1. Risks of using email/texting:
The transmission of client information by email, phone and/or texting has a number of risks that clients should consider prior to the use of email, phone and/or texting. These include, but are not limited to, the following risks:
A. Emails, phone calls/voicemails, and text messages can be circulated, forwarded, stored electronically and on paper, and broadcast to unintended recipients.
B. Email and text senders can easily misaddress an email or text and send the information to an undesired recipient.
C. Backup copies of emails and texts may exist even after the sender and/or the recipient has deleted his or her copy.
D. Emails, phone calls, voicemails, and texts can be intercepted, altered, forwarded or used without authorization or detection.
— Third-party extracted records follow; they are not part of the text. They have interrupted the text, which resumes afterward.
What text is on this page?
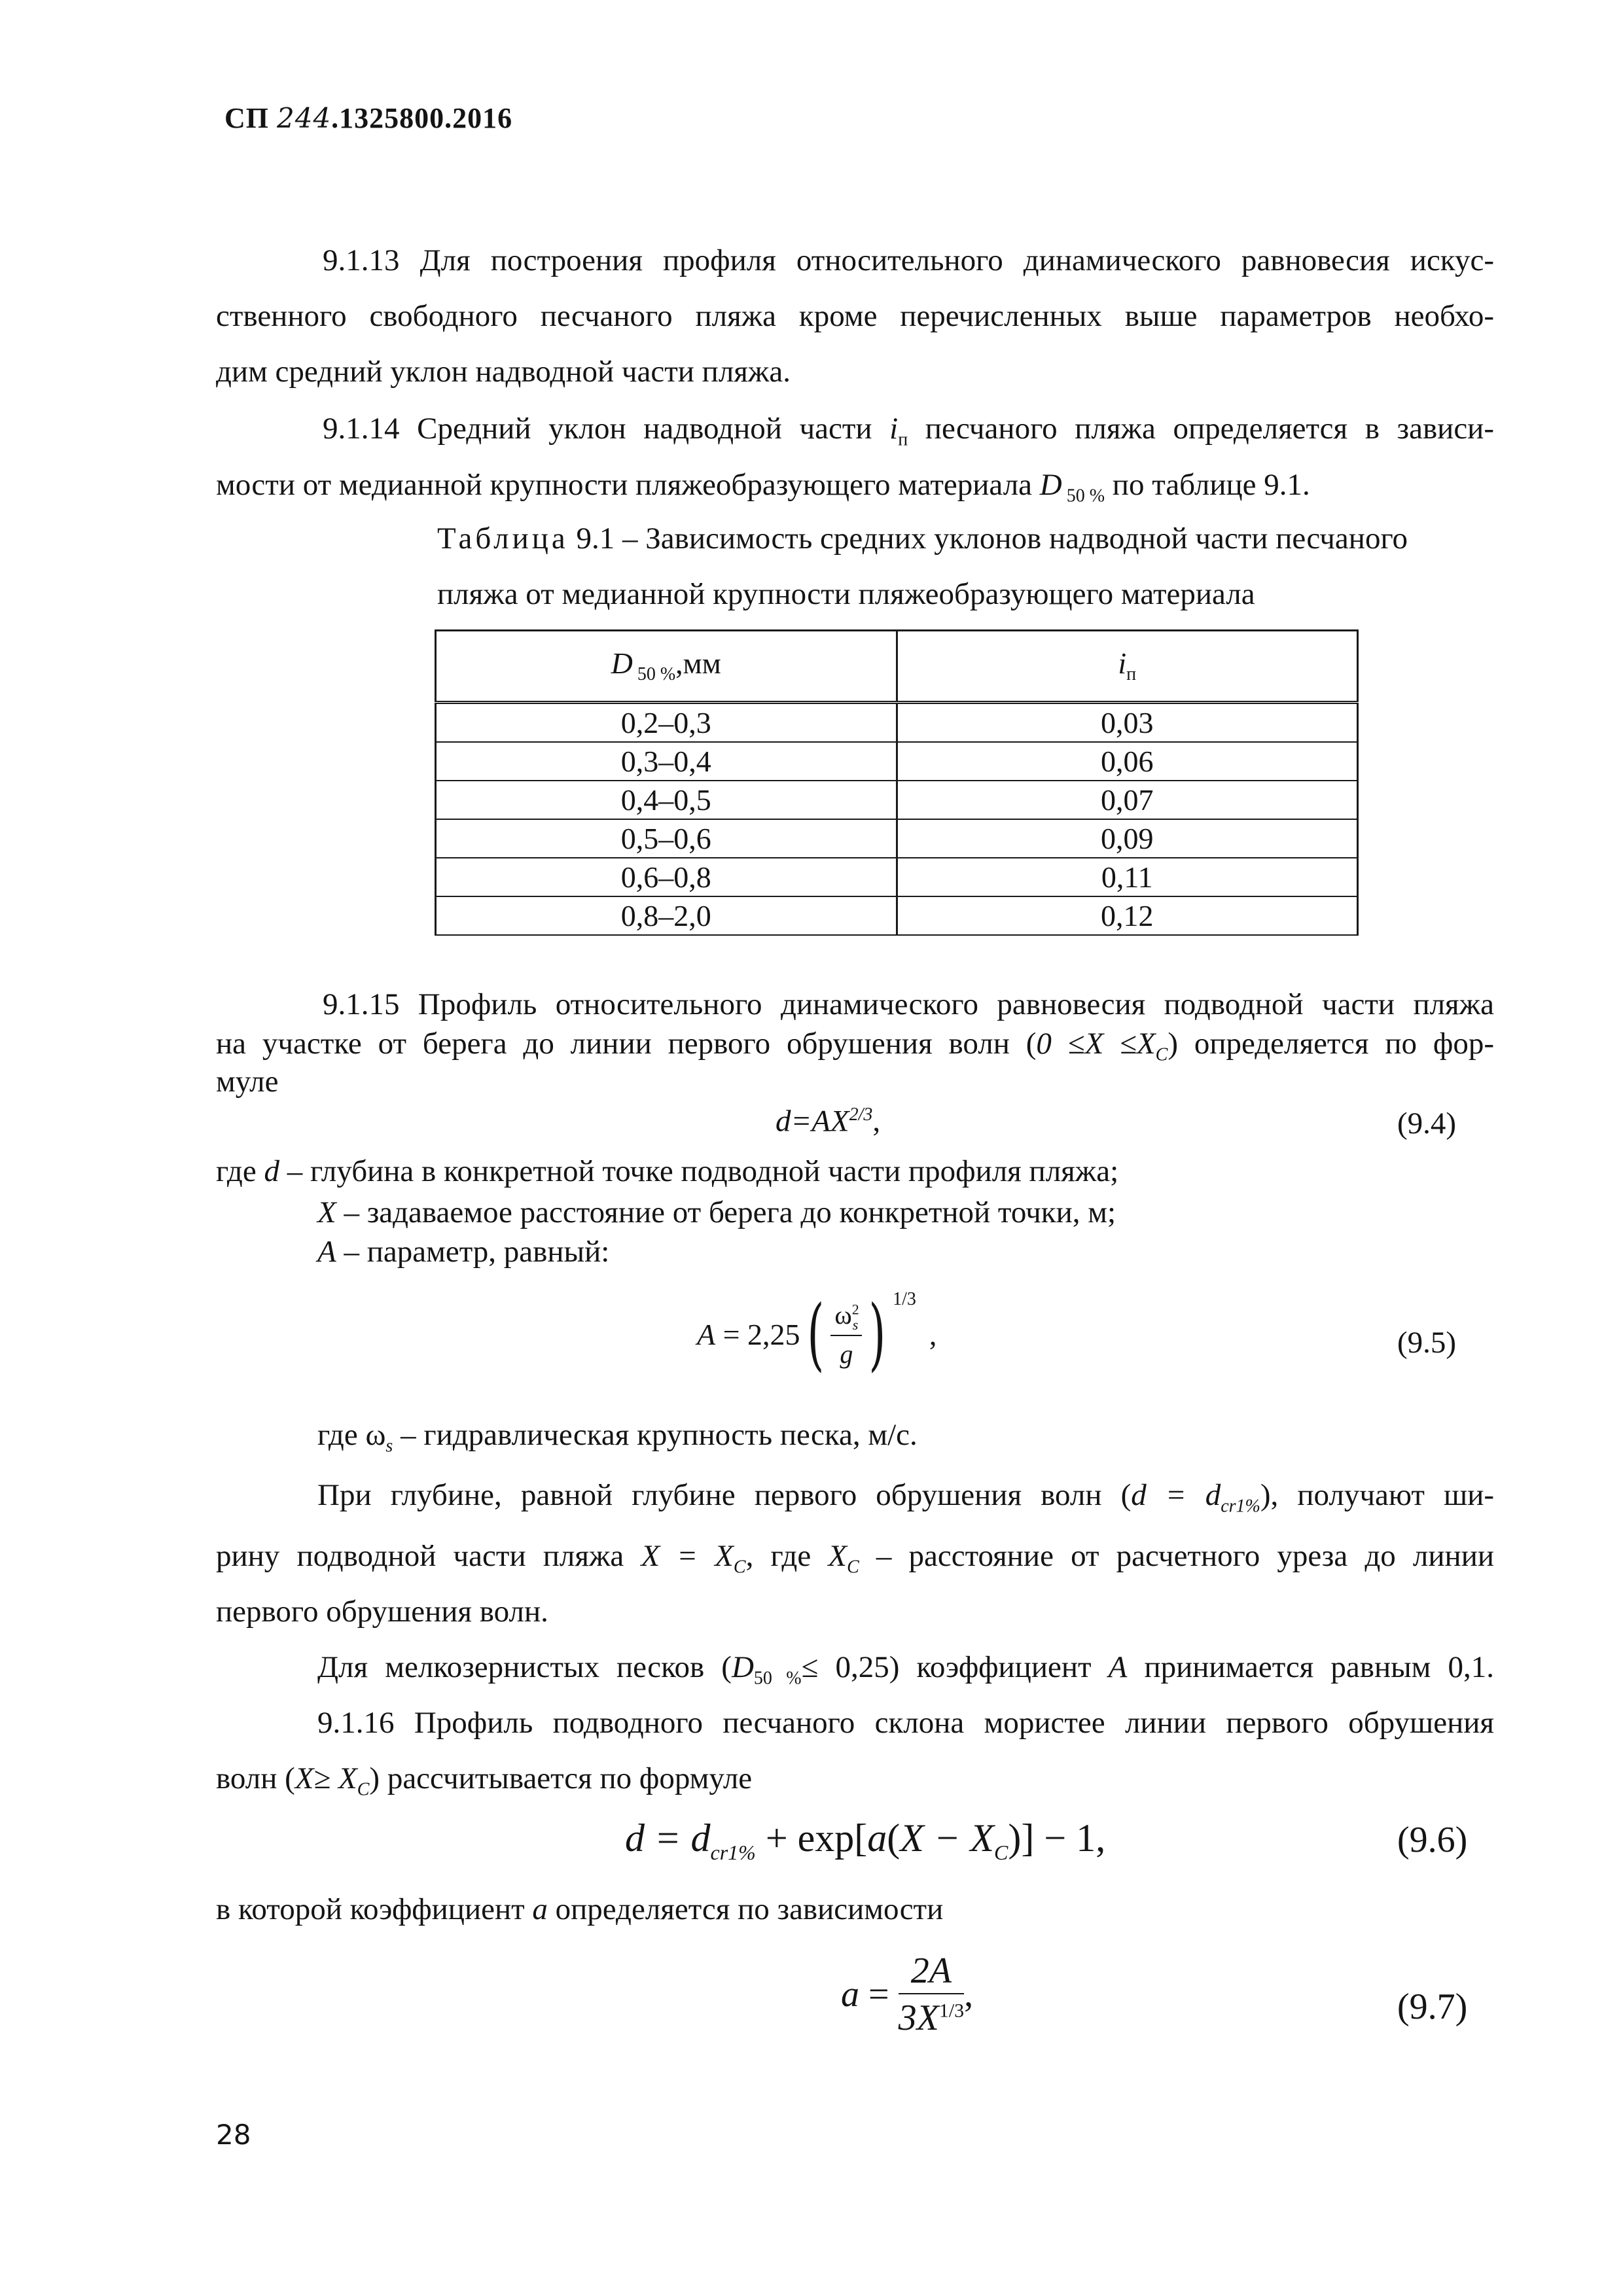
СП 244.1325800.2016
9.1.13 Для построения профиля относительного динамического равновесия искус-
ственного свободного песчаного пляжа кроме перечисленных выше параметров необхо-
дим средний уклон надводной части пляжа.
9.1.14 Средний уклон надводной части $i_п$ песчаного пляжа определяется в зависи-
мости от медианной крупности пляжеобразующего материала D $_{50 \%}$ по таблице 9.1.
Таблица 9.1 – Зависимость средних уклонов надводной части песчаного
пляжа от медианной крупности пляжеобразующего материала
D $_{50 \%}$,мм	$i_п$
0,2–0,3	0,03
0,3–0,4	0,06
0,4–0,5	0,07
0,5–0,6	0,09
0,6–0,8	0,11
0,8–2,0	0,12
9.1.15 Профиль относительного динамического равновесия подводной части пляжа
на участке от берега до линии первого обрушения волн $(0 \le X \le X_C)$ определяется по фор-
муле
$d=AX^{2/3}$,	(9.4)
где d – глубина в конкретной точке подводной части профиля пляжа;
X – задаваемое расстояние от берега до конкретной точки, м;
A – параметр, равный:
$A = 2,25( \frac{\omega^2_s}{g}$ ) $^{1/3}$,	(9.5)
где $\omega_s$ – гидравлическая крупность песка, м/с.
При глубине, равной глубине первого обрушения волн $(d = d_{cr1\%})$, получают ши-
рину подводной части пляжа $X = X_C$, где $X_C$ – расстояние от расчетного уреза до линии
первого обрушения волн.
Для мелкозернистых песков $(D_{50 \%}\le 0,25)$ коэффициент A принимается равным 0,1.
9.1.16 Профиль подводного песчаного склона мористее линии первого обрушения
волн $(X\ge X_C)$ рассчитывается по формуле
$d = d_{cr1\%} + \exp[a(X - X_C)] - 1$,	(9.6)
в которой коэффициент a определяется по зависимости
$a = \frac{2A}{3X^{1/3}}$ ,	(9.7)
28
E. Emails, voicemails, and texts can be used as evidence in court.
F. Emails, phone calls, voicemails, and texts may not be secure and therefore it is possible that the confidentiality of such communications may be breached by a third party.2. Conditions for the use of email and texts:
The provider cannot guarantee but will use reasonable means to maintain the security and confidentiality of email, phone, voicemail, and text information sent and received. The provider is not liable for improper disclosure of confidential information that is not caused by the provider’s intentional misconduct.Clients/Parent’s/Legal Guardians must acknowledge and consent to the following conditions:
A. The provider cannot guarantee that any particular email and/or text will be read and responded to within any particular period of time. The provider will respond to text messages, voicemails, and emails Monday-Saturday during the hours of 4pm-9pm, unless otherwise specified. Voicemails, text messages, and emails will not be answered outside of these hours or on the weekends/holidays.
B. Email and texting is not appropriate for urgent or emergency situations. If you experience a mental health emergency, please go to your nearest emergency room and/or call 911
C. Email and texts should be concise. The client/parent/legal guardian should call and/or schedule an appointment to discuss complex and/or sensitive situations.
D. Email communication will be printed and filed into the client’s medical record if deemed necessary. Texts may be printed and filed as well if deemed necessary.
E. Clients/parents/legal guardians should not use email or texts for communication of sensitive medical information.
F. The provider is not liable for breaches of confidentiality caused by the client or any third party.
G. It is the client’s/parent’s/legal guardian’s responsibility to follow up and/or schedule an appointment if warranted.
H. Non-face-to-face evaluation and management of services provided by the provider to a client via telephone is subject to billing if initiated by an established client, or guardian of an established client.